We also played our part in this process by discussing the creation of an exchange programme between the UK and Australia (and possibly later Canada), that would allow suitable young beekeepers from the UK to become apprentice bee farmers in Australia, learning from their very large-scale professional operators and then potentially spending six months in the spring/summer here before working the same seasons in Australia during our autumn and winter. We have a strong candidate in Cullen and it looks like he might be our first Australian exchange.

Competition Results
There were awards for the top three multi-national teams which included Tom Barclay of Wales who was a member of the second-placed team and Joanna Oddie from England and Harry Hose from Scotland who were in the third-placed team.  Bron from Scotland also won the best honey award at the IMYB for her Phacelia honey!

Our team with Joanna’s award for 3rd place international team

Overall, the winning country at the 2024 IMYB was the team from the Czech Republic, followed by Slovakia and then Austria. The overall winner was Jakob Zöchbauer of Austria.  However, given the fact that many of the European countries had the choice of hundreds and in some cases over a thousand applicants to choose from including 2nd and 3rd generation bee farming families, our home teams did extremely well, and we were extremely proud of them.  Joanna, Jacob and Cullen were a credit to themselves, and their mentors and we are sure that this event will have a positive impact on their lives.
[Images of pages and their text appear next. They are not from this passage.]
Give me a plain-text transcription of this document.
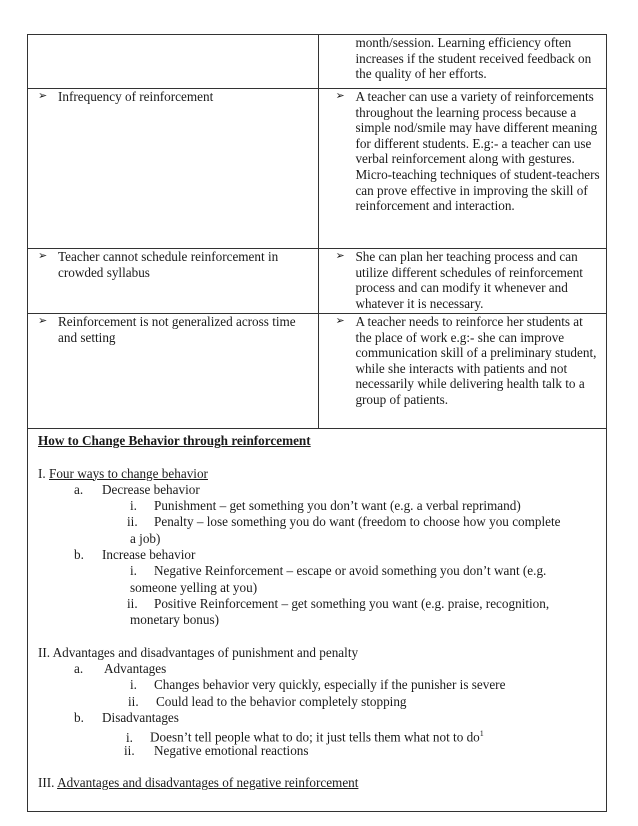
	month/session. Learning efficiency often increases if the student received feedback on the quality of her efforts.

➢ Infrequency of reinforcement	➢ A teacher can use a variety of reinforcements throughout the learning process because a simple nod/smile may have different meaning for different students. E.g:- a teacher can use verbal reinforcement along with gestures. Micro-teaching techniques of student-teachers can prove effective in improving the skill of reinforcement and interaction.

➢ Teacher cannot schedule reinforcement in crowded syllabus	➢ She can plan her teaching process and can utilize different schedules of reinforcement process and can modify it whenever and whatever it is necessary.

➢ Reinforcement is not generalized across time and setting	➢ A teacher needs to reinforce her students at the place of work e.g:- she can improve communication skill of a preliminary student, while she interacts with patients and not necessarily while delivering health talk to a group of patients.
How to Change Behavior through reinforcement
I. Four ways to change behavior
a. Decrease behavior
i. Punishment – get something you don’t want (e.g. a verbal reprimand)
ii. Penalty – lose something you do want (freedom to choose how you complete
a job)
b. Increase behavior
i. Negative Reinforcement – escape or avoid something you don’t want (e.g.
someone yelling at you)
ii. Positive Reinforcement – get something you want (e.g. praise, recognition,
monetary bonus)
II. Advantages and disadvantages of punishment and penalty
a. Advantages
i. Changes behavior very quickly, especially if the punisher is severe
ii. Could lead to the behavior completely stopping
b. Disadvantages
i. Doesn’t tell people what to do; it just tells them what not to $do^1$
ii. Negative emotional reactions
III. Advantages and disadvantages of negative reinforcement
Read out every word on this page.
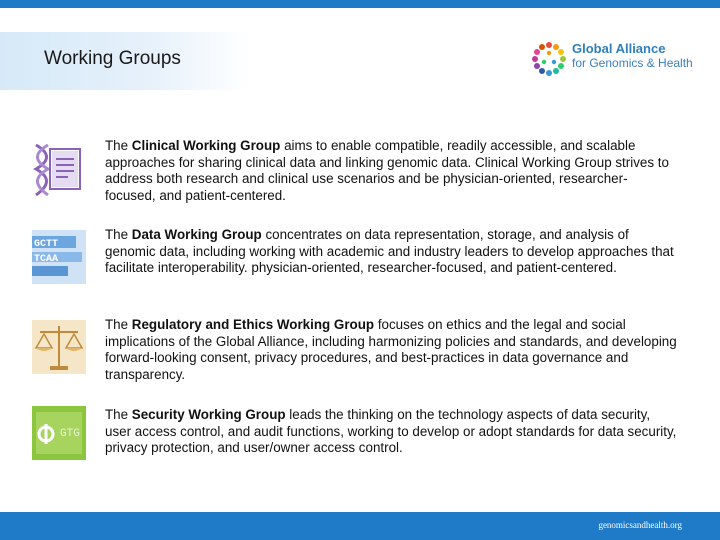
Working Groups	Global Alliance
for Genomics & Health
The Clinical Working Group aims to enable compatible, readily accessible, and scalable approaches for sharing clinical data and linking genomic data. Clinical Working Group strives to address both research and clinical use scenarios and be physician-oriented, researcher-focused, and patient-centered.
GCTT
TCAA
The Data Working Group concentrates on data representation, storage, and analysis of genomic data, including working with academic and industry leaders to develop approaches that facilitate interoperability. physician-oriented, researcher-focused, and patient-centered.
The Regulatory and Ethics Working Group focuses on ethics and the legal and social implications of the Global Alliance, including harmonizing policies and standards, and developing forward-looking consent, privacy procedures, and best-practices in data governance and transparency.
GTG
The Security Working Group leads the thinking on the technology aspects of data security, user access control, and audit functions, working to develop or adopt standards for data security, privacy protection, and user/owner access control.
genomicsandhealth.org
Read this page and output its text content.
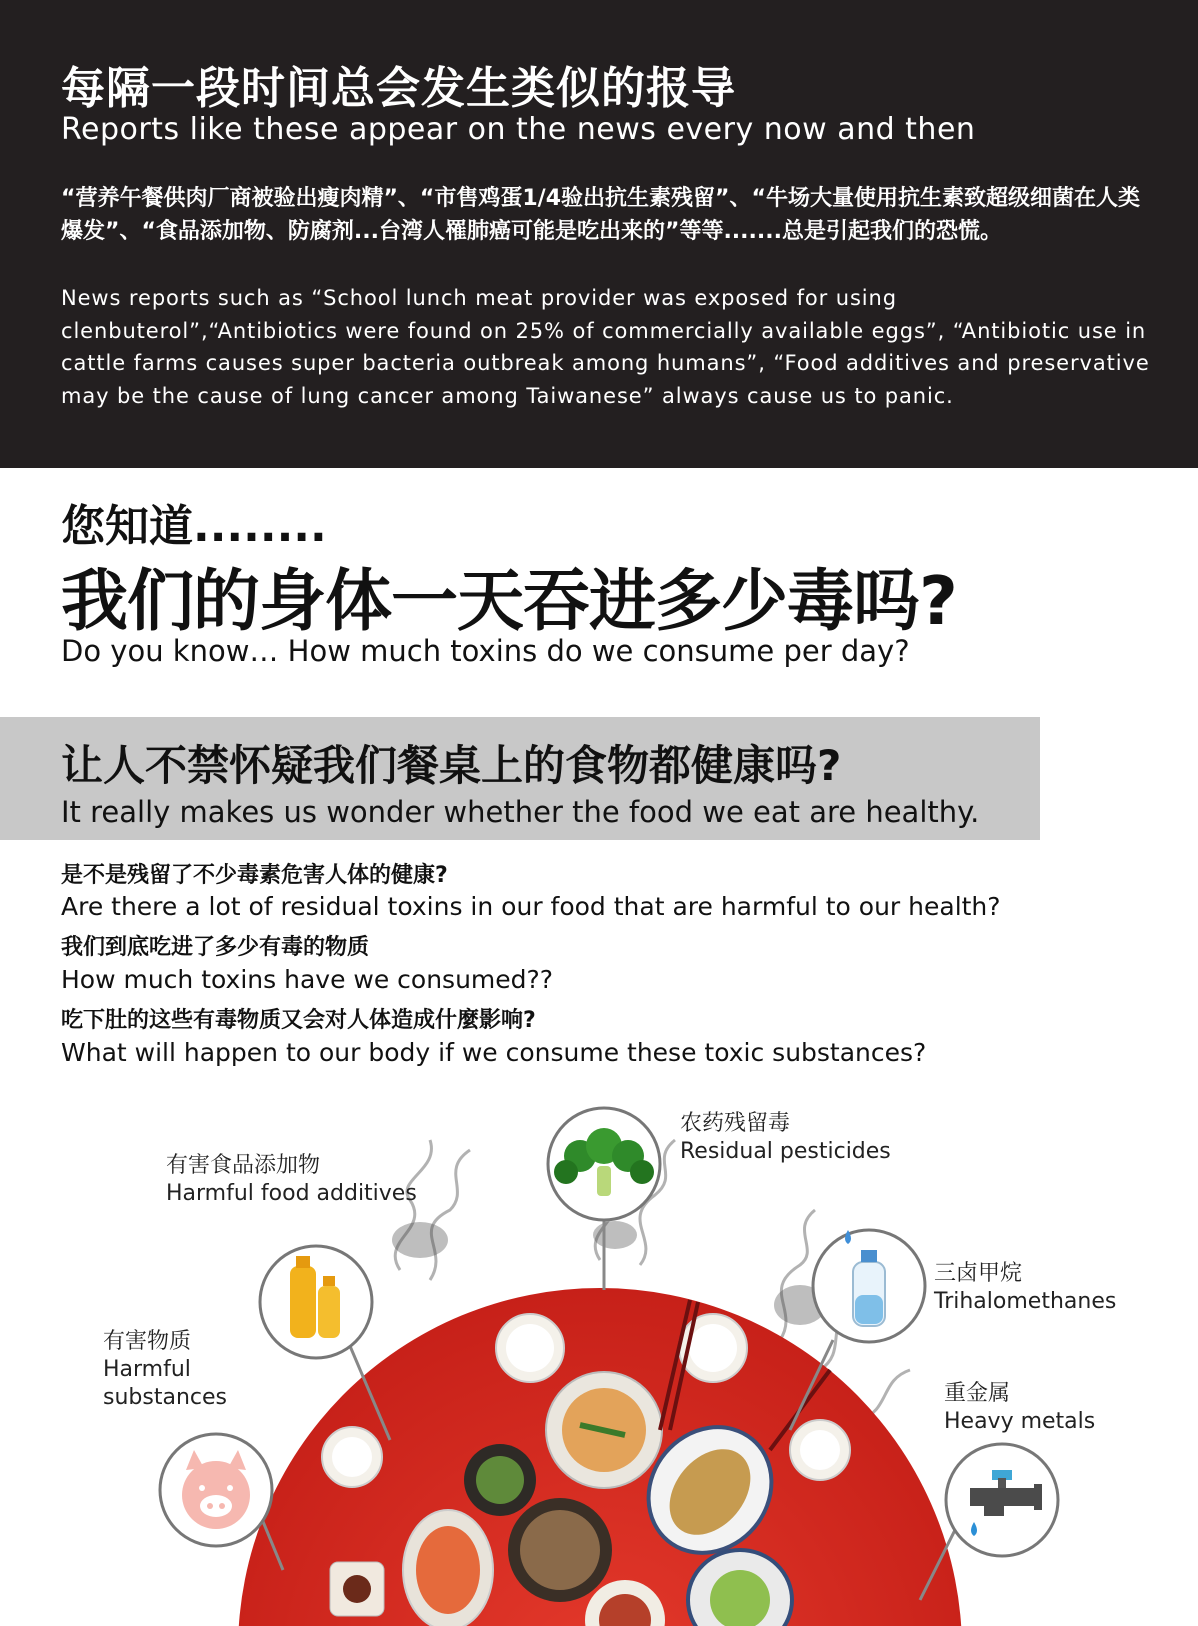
每隔一段时间总会发生类似的报导
Reports like these appear on the news every now and then
“营养午餐供肉厂商被验出瘦肉精”、“市售鸡蛋1/4验出抗生素残留”、“牛场大量使用抗生素致超级细菌在人类爆发”、“食品添加物、防腐剂...台湾人罹肺癌可能是吃出来的”等等.......总是引起我们的恐慌。
News reports such as “School lunch meat provider was exposed for using clenbuterol”,“Antibiotics were found on 25% of commercially available eggs”, “Antibiotic use in cattle farms causes super bacteria outbreak among humans”, “Food additives and preservative may be the cause of lung cancer among Taiwanese” always cause us to panic.
您知道........
我们的身体一天吞进多少毒吗?
Do you know… How much toxins do we consume per day?
让人不禁怀疑我们餐桌上的食物都健康吗?
It really makes us wonder whether the food we eat are healthy.
是不是残留了不少毒素危害人体的健康?
Are there a lot of residual toxins in our food that are harmful to our health?
我们到底吃进了多少有毒的物质
How much toxins have we consumed??
吃下肚的这些有毒物质又会对人体造成什麼影响?
What will happen to our body if we consume these toxic substances?
农药残留毒
Residual pesticides
有害食品添加物
Harmful food additives
三卤甲烷
Trihalomethanes
有害物质
Harmful
substances	重金属
Heavy metals
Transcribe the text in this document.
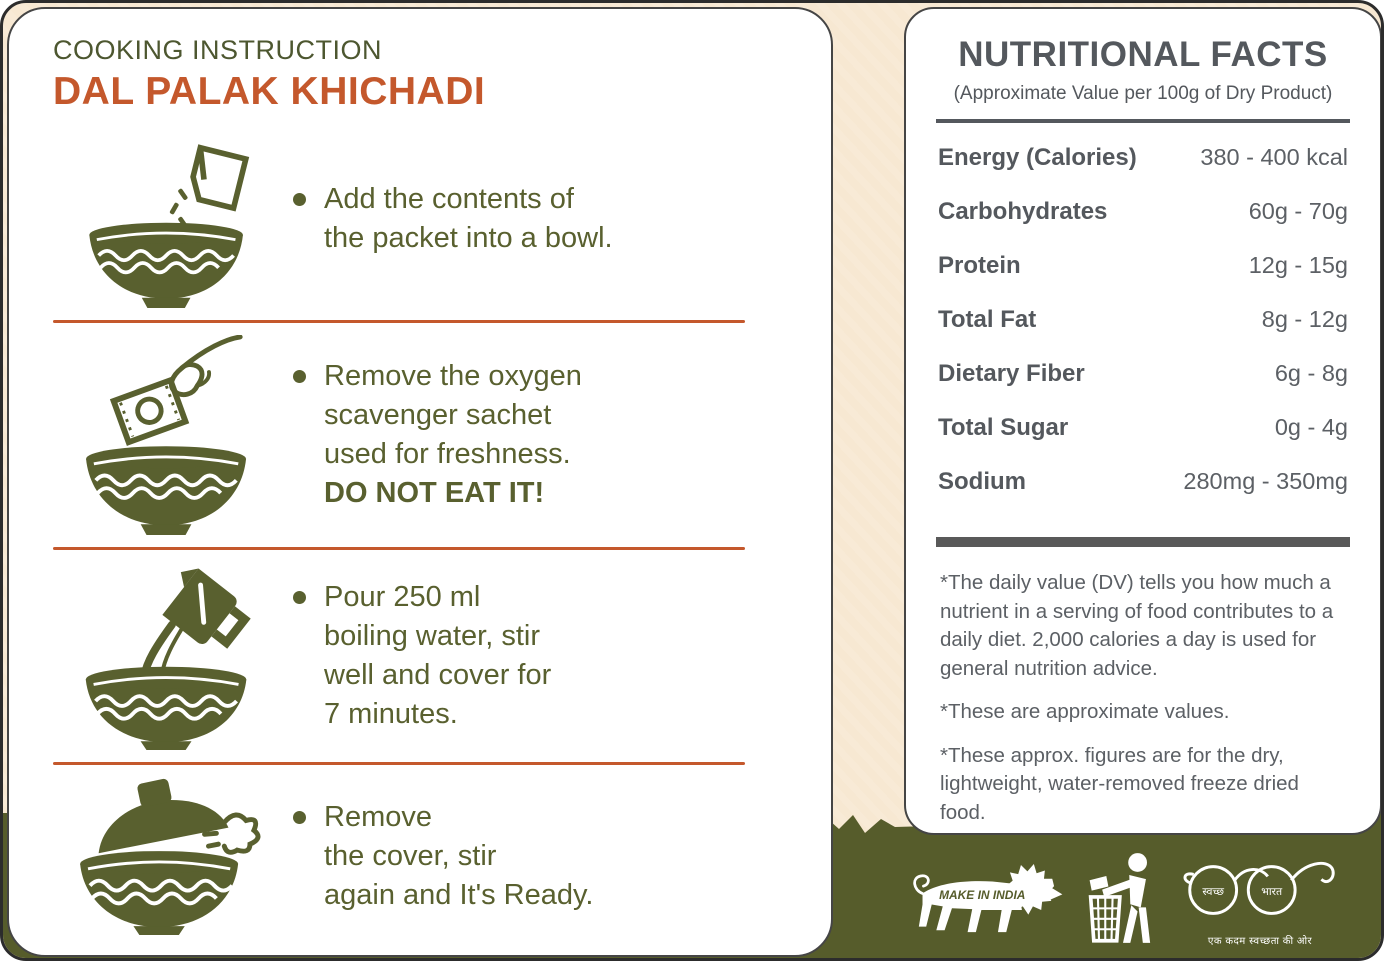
COOKING INSTRUCTION
DAL PALAK KHICHADI
Add the contents of
the packet into a bowl.
Remove the oxygen
scavenger sachet
used for freshness.
DO NOT EAT IT!
Pour 250 ml
boiling water, stir
well and cover for
7 minutes.
Remove
the cover, stir
again and It's Ready.
NUTRITIONAL FACTS
(Approximate Value per 100g of Dry Product)
Energy (Calories)	380 - 400 kcal
Carbohydrates	60g - 70g
Protein	12g - 15g
Total Fat	8g - 12g
Dietary Fiber	6g - 8g
Total Sugar	0g - 4g
Sodium	280mg - 350mg
*The daily value (DV) tells you how much a nutrient in a serving of food contributes to a daily diet. 2,000 calories a day is used for general nutrition advice.
*These are approximate values.
*These approx. figures are for the dry, lightweight, water-removed freeze dried food.
MAKE IN INDIA	स्वच्छ	भारत
एक कदम स्वच्छता की ओर
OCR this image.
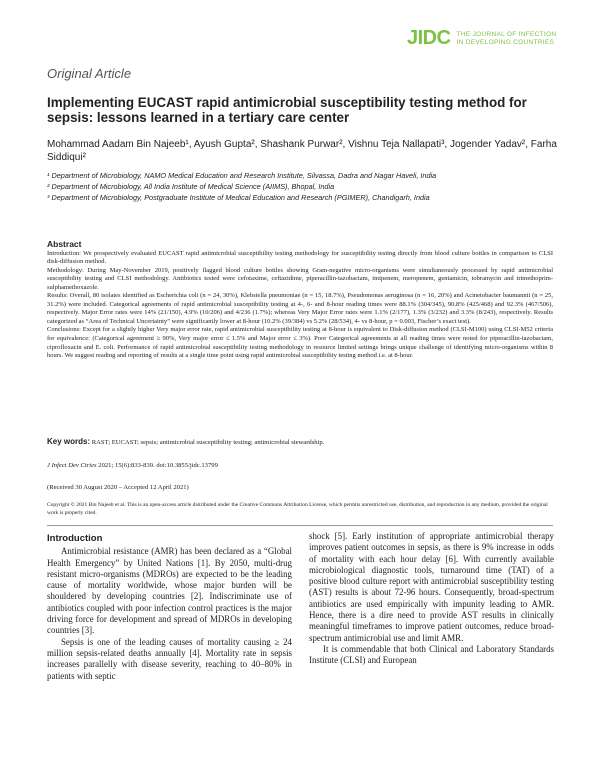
JIDC THE JOURNAL OF INFECTION
IN DEVELOPING COUNTRIES
Original Article
Implementing EUCAST rapid antimicrobial susceptibility testing method for sepsis: lessons learned in a tertiary care center

Mohammad Aadam Bin Najeeb¹, Ayush Gupta², Shashank Purwar², Vishnu Teja Nallapati³, Jogender Yadav², Farha Siddiqui²

¹ Department of Microbiology, NAMO Medical Education and Research Institute, Silvassa, Dadra and Nagar Haveli, India

² Department of Microbiology, All India Institute of Medical Science (AIIMS), Bhopal, India

³ Department of Microbiology, Postgraduate Institute of Medical Education and Research (PGIMER), Chandigarh, India

Abstract

Introduction: We prospectively evaluated EUCAST rapid antimicrobial susceptibility testing methodology for susceptibility testing directly from blood culture bottles in comparison to CLSI disk-diffusion method.

Methodology: During May-November 2019, positively flagged blood culture bottles showing Gram-negative micro-organisms were simultaneously processed by rapid antimicrobial susceptibility testing and CLSI methodology. Antibiotics tested were cefotaxime, ceftazidime, piperacillin-tazobactam, imipenem, meropenem, gentamicin, tobramycin and trimethoprim-sulphamethoxazole.

Results: Overall, 80 isolates identified as Escherichia coli (n = 24, 30%), Klebsiella pneumoniae (n = 15, 18.7%), Pseudomonas aeruginosa (n = 16, 20%) and Acinetobacter baumannii (n = 25, 31.2%) were included. Categorical agreements of rapid antimicrobial susceptibility testing at 4-, 6- and 8-hour reading times were 88.1% (304/345), 90.8% (425/468) and 92.3% (467/506), respectively. Major Error rates were 14% (21/150), 4.9% (10/206) and 4/236 (1.7%); whereas Very Major Error rates were 1.1% (2/177), 1.3% (3/232) and 3.3% (8/243), respectively. Results categorized as “Area of Technical Uncertainty” were significantly lower at 8-hour (10.2% (39/384) vs 5.2% (28/534), 4- vs 8-hour, p = 0.003, Fischer’s exact test).

Conclusions: Except for a slightly higher Very major error rate, rapid antimicrobial susceptibility testing at 8-hour is equivalent to Disk-diffusion method (CLSI-M100) using CLSI-M52 criteria for equivalence: (Categorical agreement ≥ 90%, Very major error ≤ 1.5% and Major error ≤ 3%). Poor Categorical agreements at all reading times were noted for piperacillin-tazobactam, ciprofloxacin and E. coli. Performance of rapid antimicrobial susceptibility testing methodology in resource limited settings brings unique challenge of identifying micro-organisms within 8 hours. We suggest reading and reporting of results at a single time point using rapid antimicrobial susceptibility testing method i.e. at 8-hour.

Key words: RAST; EUCAST; sepsis; antimicrobial susceptibility testing; antimicrobial stewardship.
J Infect Dev Ctries 2021; 15(6):833-839. doi:10.3855/jidc.13799
(Received 30 August 2020 – Accepted 12 April 2021)

Copyright © 2021 Bin Najeeb et al. This is an open-access article distributed under the Creative Commons Attribution License, which permits unrestricted use, distribution, and reproduction in any medium, provided the original work is properly cited.

Introduction

Antimicrobial resistance (AMR) has been declared as a “Global Health Emergency” by United Nations [1]. By 2050, multi-drug resistant micro-organisms (MDROs) are expected to be the leading cause of mortality worldwide, whose major burden will be shouldered by developing countries [2]. Indiscriminate use of antibiotics coupled with poor infection control practices is the major driving force for development and spread of MDROs in developing countries [3].

Sepsis is one of the leading causes of mortality causing ≥ 24 million sepsis-related deaths annually [4]. Mortality rate in sepsis increases parallelly with disease severity, reaching to 40–80% in patients with septic

shock [5]. Early institution of appropriate antimicrobial therapy improves patient outcomes in sepsis, as there is 9% increase in odds of mortality with each hour delay [6]. With currently available microbiological diagnostic tools, turnaround time (TAT) of a positive blood culture report with antimicrobial susceptibility testing (AST) results is about 72-96 hours. Consequently, broad-spectrum antibiotics are used empirically with impunity leading to AMR. Hence, there is a dire need to provide AST results in clinically meaningful timeframes to improve patient outcomes, reduce broad-spectrum antimicrobial use and limit AMR.

It is commendable that both Clinical and Laboratory Standards Institute (CLSI) and European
We know that the IMYB changes young lives, giving teen beekeepers from the UK an eye-opening view of the global reach of beekeeping and making friends for life with fellow beeks.  To that end, we view our mission to choose the candidates for the IMYB we think would get the most out of such an event and who might consider working with bees as a future career. 

The Future of IMYB
During the event, the UAE expressed a serious interest in hosting the IMYB in Dubai for 2024 which is extremely exciting as the first potential venue outside of Europe, hopefully, this all comes good! Susie from Northern Island also expressed a serious interest in hosting the IMYB in 2025 and in both cases, we offered any help we could from our experience as previous hosts.

We know that the IMYB changes young lives, giving teen beekeepers from the UK an eye-opening view of the global reach of beekeeping and making friends for life with fellow beeks.  To that end, we view our mission to choose the candidates for the IMYB we think would get the most out of such an event and who might consider working with bees as a future career.  My final word is to say thanks to the BBKA Executive for their continuing support in investing in young people and the IMYB.  I would be very pleased to promote the IMYB at any BBKA event or to present to local BKA’s on the BBKA’s efforts to support young beekeepers and the IMYB to generate more interest in bringing forward more potential candidates for the next IMYB.